Managers and staff frequently cringe when they hear the words “safety audit.” Although the process may appear intimidating, the main advantage of performing audits on a regular basis is that it aids in the continual improvement of the organization’s health and safety practices.
In this post, we will discuss the fundamental questions that underpin any safety audit, what you must do to prepare, and how to select an unbiased, balanced team. We assist you in determining the scope of the safety audit and provide a list of questions that your team should ask during the audit.
The goal of a safety audit is to verify compliance with work health and safety obligations concerning workplace and employee safety. The first order of business is to provide evidence of compliance. However, safety audits can also help you to:
Identify workplace risks as well as their severity and if the highest levels of controls are in place.
Identify the advantages and disadvantages of safety processes and procedures.
Show where and how recommended improvements should be made.
Ascertain that enough resources are available to manage workplace health and safety and that those resources are used efficiently and effectively.
Check to see if the safety processes and procedures are legally compliant.
Hazards should be removed or effectively controlled to eliminate harmful activities.

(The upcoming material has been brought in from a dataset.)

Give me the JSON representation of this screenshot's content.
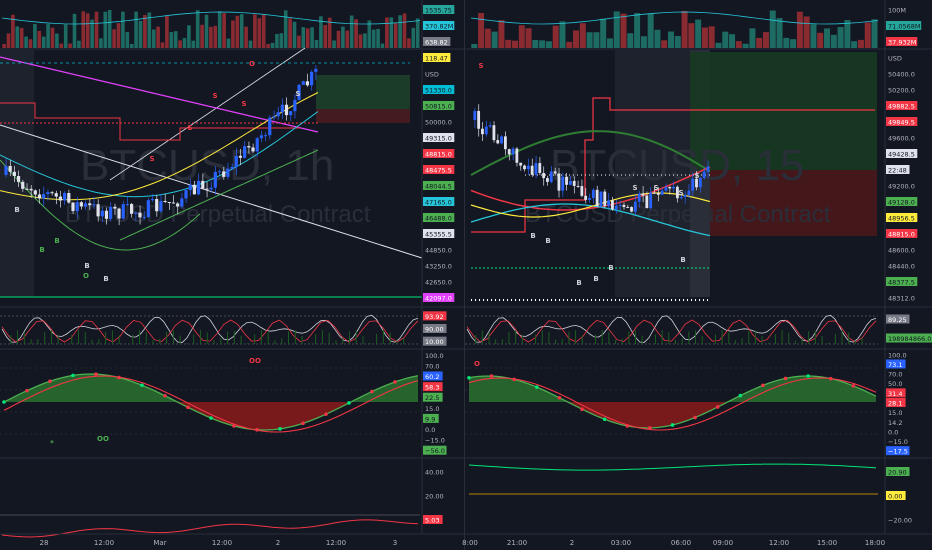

Internal safety audits should be performed at least once a year to help you improve your processes over time and identify areas that require additional attention.
When preparing and planning your safety audit, keep the following four questions in mind:
Is your safety system compliant with all regulatory and best industry practices?
Are the prerequisites being met?
Is there evidence of compliance?
How effective is staff training—can and do they adopt specific safe behaviors to address workplace hazards?
A safety audit is only as good as the people who undertake it. You must assemble a team with the necessary knowledge and experience to perform your organization’s operations safely.Although many businesses prefer to conduct audits in-house, some use outside consultants to ensure such expertise.
If you choose to conduct a safety audit in-house, we recommend assembling a team of 3-5 personnel from several departments. Team members should not audit their own departments to maintain neutrality and limit bias. A new set of eyes is better at recognizing problems that a supervisor or manager may overlook.